Healthcare Associated Pneumonia (HCAP)....why is this important for the emergency physician?
Most of us are very familiar with the types of pneumonias commonly seen in clinical practice: community-acquired pneumonia (CAP), hospital-acquired pneumonia(HAP), and ventilator-associated pneumonia (VAP). But, some may not be that aware of a relatively newer type of pneumonia that has been well-defined, healthcare-associated pnemonia (HCAP).
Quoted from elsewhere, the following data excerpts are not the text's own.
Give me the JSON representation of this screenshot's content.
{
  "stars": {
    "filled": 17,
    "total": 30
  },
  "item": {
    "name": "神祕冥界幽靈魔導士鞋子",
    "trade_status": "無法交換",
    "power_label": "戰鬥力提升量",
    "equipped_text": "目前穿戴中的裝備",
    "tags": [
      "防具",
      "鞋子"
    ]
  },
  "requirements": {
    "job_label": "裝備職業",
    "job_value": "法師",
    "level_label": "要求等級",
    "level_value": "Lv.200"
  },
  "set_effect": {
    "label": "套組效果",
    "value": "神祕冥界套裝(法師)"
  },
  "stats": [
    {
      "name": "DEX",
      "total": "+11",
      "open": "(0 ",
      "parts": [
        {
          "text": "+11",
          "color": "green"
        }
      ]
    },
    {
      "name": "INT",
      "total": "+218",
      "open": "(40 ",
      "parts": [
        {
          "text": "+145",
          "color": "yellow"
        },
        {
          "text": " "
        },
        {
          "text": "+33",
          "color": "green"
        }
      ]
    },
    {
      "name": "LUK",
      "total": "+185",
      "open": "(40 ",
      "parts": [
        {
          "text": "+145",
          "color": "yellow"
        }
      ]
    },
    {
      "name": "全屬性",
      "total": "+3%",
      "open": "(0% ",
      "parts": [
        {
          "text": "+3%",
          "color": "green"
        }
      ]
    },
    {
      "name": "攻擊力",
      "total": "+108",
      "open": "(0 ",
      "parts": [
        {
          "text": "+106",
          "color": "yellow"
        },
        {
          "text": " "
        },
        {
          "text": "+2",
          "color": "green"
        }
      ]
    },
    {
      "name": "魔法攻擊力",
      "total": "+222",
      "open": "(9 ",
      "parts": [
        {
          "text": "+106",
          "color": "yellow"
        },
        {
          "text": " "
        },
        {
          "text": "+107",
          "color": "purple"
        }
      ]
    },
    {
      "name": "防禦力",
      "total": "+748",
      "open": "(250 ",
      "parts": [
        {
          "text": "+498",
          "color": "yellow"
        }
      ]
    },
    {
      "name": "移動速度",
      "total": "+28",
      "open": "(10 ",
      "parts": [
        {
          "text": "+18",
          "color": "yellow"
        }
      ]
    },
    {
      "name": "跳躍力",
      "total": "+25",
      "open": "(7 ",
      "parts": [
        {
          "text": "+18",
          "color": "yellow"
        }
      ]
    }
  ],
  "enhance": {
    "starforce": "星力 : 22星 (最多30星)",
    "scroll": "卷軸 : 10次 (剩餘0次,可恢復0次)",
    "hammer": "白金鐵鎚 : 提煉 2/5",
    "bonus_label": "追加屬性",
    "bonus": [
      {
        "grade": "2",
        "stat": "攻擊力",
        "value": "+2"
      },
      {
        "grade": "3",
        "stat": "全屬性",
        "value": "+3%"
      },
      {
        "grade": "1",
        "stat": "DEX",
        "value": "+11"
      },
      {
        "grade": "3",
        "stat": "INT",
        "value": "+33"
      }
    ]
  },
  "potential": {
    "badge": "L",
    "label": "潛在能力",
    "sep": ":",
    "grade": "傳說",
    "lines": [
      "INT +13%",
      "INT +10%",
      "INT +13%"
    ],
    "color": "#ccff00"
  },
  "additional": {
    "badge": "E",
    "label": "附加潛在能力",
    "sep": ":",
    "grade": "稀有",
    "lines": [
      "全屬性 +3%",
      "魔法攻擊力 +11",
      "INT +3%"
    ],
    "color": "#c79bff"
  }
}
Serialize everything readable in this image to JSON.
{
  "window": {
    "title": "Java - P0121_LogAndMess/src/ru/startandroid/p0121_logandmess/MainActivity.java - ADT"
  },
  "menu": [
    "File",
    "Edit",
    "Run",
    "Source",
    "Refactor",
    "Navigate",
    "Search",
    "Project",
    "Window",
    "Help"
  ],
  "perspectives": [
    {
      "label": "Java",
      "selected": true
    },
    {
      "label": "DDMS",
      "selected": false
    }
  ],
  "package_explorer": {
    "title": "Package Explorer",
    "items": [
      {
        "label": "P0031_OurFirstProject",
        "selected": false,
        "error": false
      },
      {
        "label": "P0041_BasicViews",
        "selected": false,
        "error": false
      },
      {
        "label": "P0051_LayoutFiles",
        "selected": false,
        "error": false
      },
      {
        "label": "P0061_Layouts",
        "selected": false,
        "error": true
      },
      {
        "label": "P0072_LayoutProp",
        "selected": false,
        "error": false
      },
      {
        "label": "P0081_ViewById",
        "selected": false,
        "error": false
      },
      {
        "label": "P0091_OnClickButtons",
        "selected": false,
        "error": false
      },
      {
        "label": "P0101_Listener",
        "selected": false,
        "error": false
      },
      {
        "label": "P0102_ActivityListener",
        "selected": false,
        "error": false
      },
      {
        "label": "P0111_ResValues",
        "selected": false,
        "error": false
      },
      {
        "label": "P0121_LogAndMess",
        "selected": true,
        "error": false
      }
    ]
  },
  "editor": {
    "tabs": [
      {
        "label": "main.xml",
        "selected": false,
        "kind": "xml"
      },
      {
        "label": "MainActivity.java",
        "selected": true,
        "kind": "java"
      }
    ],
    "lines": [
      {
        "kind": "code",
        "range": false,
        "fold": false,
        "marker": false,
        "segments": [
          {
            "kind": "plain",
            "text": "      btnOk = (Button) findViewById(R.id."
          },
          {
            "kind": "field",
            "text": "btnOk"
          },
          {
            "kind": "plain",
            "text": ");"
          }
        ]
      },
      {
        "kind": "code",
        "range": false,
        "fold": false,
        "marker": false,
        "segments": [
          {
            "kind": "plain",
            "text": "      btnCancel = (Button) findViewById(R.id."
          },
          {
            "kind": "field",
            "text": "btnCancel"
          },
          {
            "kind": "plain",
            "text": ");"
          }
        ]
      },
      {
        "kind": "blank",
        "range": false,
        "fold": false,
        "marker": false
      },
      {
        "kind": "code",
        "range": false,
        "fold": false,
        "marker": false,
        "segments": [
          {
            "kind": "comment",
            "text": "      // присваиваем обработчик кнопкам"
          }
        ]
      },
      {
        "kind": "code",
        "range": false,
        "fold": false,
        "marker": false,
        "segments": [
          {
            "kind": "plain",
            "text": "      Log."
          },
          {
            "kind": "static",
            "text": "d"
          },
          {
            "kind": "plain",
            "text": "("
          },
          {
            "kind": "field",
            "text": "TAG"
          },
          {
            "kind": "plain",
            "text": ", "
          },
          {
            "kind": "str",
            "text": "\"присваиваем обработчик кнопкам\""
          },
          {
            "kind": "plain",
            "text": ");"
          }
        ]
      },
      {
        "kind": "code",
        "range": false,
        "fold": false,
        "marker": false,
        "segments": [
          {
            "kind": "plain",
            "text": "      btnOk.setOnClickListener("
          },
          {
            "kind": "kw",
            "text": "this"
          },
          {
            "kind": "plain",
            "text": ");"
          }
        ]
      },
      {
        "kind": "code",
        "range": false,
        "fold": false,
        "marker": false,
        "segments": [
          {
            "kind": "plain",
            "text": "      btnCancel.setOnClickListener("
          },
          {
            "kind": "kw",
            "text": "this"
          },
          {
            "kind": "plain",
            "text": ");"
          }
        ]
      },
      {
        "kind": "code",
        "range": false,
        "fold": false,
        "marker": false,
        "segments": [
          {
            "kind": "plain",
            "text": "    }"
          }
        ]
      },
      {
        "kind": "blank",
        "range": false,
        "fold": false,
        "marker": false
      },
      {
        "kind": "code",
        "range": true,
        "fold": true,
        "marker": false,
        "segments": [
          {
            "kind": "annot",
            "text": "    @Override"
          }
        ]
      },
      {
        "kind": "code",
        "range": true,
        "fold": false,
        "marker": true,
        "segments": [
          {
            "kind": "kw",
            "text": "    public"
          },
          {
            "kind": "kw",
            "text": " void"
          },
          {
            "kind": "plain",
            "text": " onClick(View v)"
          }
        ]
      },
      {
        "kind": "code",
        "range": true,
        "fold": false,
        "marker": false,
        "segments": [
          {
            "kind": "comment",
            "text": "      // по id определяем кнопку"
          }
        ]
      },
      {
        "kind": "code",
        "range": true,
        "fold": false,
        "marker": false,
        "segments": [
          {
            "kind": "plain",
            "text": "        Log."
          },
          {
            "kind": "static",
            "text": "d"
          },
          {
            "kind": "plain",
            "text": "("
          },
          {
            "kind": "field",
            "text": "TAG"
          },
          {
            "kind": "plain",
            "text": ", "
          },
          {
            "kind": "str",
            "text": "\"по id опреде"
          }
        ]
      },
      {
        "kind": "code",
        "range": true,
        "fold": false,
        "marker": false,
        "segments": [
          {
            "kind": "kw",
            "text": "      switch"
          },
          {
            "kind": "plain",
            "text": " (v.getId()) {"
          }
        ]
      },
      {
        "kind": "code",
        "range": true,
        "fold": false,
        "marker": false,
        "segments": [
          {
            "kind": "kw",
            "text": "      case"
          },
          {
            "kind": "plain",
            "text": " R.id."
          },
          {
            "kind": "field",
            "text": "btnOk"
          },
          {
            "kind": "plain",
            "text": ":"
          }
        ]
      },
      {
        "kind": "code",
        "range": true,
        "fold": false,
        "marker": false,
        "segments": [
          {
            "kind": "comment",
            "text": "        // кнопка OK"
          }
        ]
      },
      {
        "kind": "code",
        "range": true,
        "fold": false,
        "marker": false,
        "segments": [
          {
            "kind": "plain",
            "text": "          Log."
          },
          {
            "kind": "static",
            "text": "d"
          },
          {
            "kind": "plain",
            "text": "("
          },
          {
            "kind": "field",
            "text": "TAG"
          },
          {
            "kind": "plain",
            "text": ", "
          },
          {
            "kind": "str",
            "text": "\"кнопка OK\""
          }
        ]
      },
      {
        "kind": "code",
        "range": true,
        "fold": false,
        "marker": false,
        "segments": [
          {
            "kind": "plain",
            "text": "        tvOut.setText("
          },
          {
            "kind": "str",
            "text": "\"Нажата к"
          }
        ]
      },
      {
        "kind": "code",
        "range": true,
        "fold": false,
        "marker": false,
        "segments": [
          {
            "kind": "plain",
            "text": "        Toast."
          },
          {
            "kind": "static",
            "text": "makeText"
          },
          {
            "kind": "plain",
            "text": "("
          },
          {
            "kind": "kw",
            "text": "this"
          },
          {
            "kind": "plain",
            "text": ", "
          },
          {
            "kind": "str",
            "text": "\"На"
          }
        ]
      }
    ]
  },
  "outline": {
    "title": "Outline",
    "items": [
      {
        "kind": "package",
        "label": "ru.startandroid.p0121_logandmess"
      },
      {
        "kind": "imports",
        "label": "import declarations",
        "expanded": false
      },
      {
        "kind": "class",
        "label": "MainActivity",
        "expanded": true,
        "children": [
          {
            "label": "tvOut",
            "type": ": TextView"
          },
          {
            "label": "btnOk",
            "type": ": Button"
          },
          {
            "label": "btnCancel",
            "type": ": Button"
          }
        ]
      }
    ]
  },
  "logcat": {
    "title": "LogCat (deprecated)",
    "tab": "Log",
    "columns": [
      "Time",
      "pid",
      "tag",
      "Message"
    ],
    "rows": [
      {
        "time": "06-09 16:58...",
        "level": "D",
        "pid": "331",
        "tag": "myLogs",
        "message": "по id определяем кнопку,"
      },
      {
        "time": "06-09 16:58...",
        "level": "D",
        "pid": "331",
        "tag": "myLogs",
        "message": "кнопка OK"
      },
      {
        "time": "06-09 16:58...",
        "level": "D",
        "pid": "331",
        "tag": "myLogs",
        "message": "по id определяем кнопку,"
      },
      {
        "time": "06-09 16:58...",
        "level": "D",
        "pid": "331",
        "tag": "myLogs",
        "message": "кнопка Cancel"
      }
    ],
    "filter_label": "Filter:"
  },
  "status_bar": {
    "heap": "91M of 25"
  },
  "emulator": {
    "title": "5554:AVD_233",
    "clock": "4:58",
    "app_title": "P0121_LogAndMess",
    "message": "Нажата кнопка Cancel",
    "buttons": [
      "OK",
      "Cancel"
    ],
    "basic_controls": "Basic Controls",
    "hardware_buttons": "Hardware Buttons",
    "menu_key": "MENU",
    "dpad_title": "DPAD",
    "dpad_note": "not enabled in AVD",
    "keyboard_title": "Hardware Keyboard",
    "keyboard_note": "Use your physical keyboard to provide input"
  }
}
Experts in infectious disease and critical care now say that we (the ED) should be assessing ALL pneumonia patients for HCAP risk factors.
Why care, you ask?
- Higher mortality than CAP
- May look like CAP
- Treated much differently than CAP
Risk factors: (most are common sense)
- Nursing home or extended care facility resident
- Recently admiited to a hospital for 2 or more days in the preceeding 90 days
- Home wound care or attending a clinic for wound care
- Dialysis patient
- Home infusion therapy (antibiotics)
- Immunosuppresive therapy or disease
Treatment:
- 3 drugs....not like treatment of CAP!
- Usually a combination of a big gun anti-pseudomonal (e.g. Pip/Tazo) combined with a broad spectrum respiratory fluoroquinolone (e.g. Moxi), combined with Vancomycin
- Key difference between treatment of CAP and HCAP is consideration for multi-drug resistant pathogens, pseudomonas, and MRSA.